Didem Kazan Sol: Hikayesi olmayan kadınlara küçücük dünyalar yarattım
Didem Kazan Sol, yeni kitabı “Kusura Ayna"yı anlattı.
![Didem Kazan Sol: Hikayesi olmayan kadınlara küçücük dünyalar yarattım](https://staimg.evrensel.net/upload/dosya/230077.jpg)
Didem Kazan Sol (Fotoğraf: Kişisel arşiv)
Hakan GÜNGÖR
Didem Kazan Sol, uzun zamandır tanıdığım bir yazar; ilk öykülerini yayımlamaya başladığı günden beri edebiyat yolculuğunu takip ettiğimi belirtmeliyim. Aynı yayımlarda yazdığımız da oldu, edebiyatta ne yapmak istediğini konuştuğumuz da… İlk öykü kitabı “Kusura Ayna” İthaki’den çıkınca merakla okudum kitabını.
1982’de İstanbul’da doğan, halen öğretmenlik yapan Didem Kazan Sol, “Güzel görünen” ilişkileri, yok sayılan ve “Aman başımıza taş yağar”larla üstü örtülmeye çalışılan cinselliği, eril tahakkümü, kör inancı, kimi zaman kara mizaha yaklaşarak ve bıyık altından gülerek kimi zamansa büyük bir ciddiyetle anlatıyor. Yerleşik olanı sarsmaya girişen öykülerini okurken epey sorum birikti; anladığım, merak ettiğim, müşkülpesent davrandığım bölümler oldu.
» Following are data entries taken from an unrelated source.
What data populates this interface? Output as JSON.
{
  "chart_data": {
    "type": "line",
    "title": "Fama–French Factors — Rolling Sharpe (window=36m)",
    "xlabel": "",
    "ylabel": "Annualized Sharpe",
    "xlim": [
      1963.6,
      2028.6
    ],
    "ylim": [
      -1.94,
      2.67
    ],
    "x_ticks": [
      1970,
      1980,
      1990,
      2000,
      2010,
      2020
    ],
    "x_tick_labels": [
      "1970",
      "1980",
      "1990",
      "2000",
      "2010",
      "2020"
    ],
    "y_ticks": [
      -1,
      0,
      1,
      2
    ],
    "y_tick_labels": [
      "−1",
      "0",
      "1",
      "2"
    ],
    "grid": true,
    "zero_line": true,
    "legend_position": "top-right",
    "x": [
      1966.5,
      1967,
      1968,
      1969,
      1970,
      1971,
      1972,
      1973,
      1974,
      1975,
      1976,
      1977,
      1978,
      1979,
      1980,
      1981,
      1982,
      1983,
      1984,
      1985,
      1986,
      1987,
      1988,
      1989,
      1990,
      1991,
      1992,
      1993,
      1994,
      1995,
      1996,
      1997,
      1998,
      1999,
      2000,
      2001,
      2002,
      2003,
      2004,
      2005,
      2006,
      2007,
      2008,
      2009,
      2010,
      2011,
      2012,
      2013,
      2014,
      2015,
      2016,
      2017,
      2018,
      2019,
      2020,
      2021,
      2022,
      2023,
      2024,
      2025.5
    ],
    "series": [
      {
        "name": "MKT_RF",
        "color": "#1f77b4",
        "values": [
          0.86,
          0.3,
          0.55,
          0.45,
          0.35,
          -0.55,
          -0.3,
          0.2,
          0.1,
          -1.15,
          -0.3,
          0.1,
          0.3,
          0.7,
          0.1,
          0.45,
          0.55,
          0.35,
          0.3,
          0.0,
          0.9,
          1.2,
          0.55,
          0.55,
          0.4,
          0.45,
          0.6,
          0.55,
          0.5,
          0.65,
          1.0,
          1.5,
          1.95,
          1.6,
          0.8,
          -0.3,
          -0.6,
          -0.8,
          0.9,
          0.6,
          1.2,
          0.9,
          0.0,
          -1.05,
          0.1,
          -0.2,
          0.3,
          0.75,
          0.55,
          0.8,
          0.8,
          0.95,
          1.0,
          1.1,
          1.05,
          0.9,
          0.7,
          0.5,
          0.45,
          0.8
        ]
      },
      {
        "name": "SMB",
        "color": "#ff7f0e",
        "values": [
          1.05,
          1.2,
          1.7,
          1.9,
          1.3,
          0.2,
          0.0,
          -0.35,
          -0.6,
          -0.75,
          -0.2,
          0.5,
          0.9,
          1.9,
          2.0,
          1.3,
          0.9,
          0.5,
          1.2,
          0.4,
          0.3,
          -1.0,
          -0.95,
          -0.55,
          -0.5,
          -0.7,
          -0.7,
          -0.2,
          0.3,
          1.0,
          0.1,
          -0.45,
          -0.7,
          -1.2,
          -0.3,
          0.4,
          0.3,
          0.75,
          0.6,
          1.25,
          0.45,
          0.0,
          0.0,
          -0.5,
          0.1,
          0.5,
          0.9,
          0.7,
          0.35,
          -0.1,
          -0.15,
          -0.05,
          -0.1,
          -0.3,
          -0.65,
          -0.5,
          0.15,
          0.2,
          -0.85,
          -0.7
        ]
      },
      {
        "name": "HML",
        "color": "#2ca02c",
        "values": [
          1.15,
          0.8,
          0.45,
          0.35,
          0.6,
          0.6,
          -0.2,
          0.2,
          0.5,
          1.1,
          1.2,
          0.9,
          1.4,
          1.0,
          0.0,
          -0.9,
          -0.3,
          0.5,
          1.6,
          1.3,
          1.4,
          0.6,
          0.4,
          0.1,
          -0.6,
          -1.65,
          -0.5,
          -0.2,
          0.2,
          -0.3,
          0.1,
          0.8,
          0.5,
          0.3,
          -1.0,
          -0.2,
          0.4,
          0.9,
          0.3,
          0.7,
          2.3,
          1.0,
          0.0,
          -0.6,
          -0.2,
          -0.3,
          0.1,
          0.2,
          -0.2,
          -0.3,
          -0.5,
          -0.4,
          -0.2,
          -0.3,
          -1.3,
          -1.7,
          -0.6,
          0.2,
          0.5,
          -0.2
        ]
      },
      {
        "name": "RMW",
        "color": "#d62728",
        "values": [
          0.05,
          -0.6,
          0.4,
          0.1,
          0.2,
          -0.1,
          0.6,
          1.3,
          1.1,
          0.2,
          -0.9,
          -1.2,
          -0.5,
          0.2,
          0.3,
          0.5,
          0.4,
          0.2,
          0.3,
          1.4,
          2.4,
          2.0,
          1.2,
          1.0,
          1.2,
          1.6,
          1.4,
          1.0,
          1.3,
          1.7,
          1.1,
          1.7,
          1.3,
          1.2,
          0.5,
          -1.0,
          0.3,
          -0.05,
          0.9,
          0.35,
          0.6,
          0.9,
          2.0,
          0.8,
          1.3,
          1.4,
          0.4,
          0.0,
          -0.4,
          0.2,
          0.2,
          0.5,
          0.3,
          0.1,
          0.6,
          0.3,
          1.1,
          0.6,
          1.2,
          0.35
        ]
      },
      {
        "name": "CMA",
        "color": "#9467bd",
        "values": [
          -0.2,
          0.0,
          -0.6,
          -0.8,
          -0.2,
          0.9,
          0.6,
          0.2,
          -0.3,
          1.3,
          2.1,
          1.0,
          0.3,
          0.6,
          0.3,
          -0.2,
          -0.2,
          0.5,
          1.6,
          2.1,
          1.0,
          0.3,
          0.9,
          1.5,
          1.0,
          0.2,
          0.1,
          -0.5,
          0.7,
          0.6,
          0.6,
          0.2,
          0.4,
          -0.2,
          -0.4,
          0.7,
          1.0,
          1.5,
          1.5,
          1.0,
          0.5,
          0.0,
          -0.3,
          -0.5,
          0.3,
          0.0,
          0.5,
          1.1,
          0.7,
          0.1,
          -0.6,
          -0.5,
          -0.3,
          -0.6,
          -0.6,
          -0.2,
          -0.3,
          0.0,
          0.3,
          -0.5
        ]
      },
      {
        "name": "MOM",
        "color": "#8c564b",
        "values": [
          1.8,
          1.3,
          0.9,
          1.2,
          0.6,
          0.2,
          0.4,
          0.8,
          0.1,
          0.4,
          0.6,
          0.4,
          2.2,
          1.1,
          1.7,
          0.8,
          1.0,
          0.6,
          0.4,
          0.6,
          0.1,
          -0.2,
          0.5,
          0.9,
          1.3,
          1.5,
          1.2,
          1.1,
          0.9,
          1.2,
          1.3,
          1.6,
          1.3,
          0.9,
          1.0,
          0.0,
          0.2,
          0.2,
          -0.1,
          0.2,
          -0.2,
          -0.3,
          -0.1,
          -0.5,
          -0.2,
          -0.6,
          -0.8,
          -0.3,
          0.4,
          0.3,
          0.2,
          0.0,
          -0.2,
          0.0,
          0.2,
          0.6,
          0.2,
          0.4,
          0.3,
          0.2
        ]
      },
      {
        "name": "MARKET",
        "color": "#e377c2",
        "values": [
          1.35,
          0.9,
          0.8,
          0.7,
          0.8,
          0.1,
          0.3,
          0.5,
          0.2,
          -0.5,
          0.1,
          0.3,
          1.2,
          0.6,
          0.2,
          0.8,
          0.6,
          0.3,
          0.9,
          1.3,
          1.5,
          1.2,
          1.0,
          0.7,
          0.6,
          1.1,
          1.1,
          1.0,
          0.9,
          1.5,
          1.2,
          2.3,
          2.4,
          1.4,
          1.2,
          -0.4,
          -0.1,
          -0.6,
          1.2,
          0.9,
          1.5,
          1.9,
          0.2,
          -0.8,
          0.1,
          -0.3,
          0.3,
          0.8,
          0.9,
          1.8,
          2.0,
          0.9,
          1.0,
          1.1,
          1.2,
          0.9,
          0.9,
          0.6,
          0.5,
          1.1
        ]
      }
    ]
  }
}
Bu kez bu sorular ve cevaplar aramızda kalmasın istedim. Böylece “Kusura Ayna”ya ayna tuttuk.
"SİZİNLE DEĞİL KENDİMLE DALGA GEÇİYORUM"
Yekten sorayım mı, kitapta sen bizimle büyük bir ciddiyetle dalga mı geçiyorsun?
Aslında sizinle değil, en çok kendimle dalga geçiyorum. Hem sanki her şey böyle daha katlanılası, öyle değil mi?
Öyle tabii. Kara mizaha yaklaşan dili kurmak bir kararla olmuyordur, senin yazı yolcuğunun durakları nasıl oldu?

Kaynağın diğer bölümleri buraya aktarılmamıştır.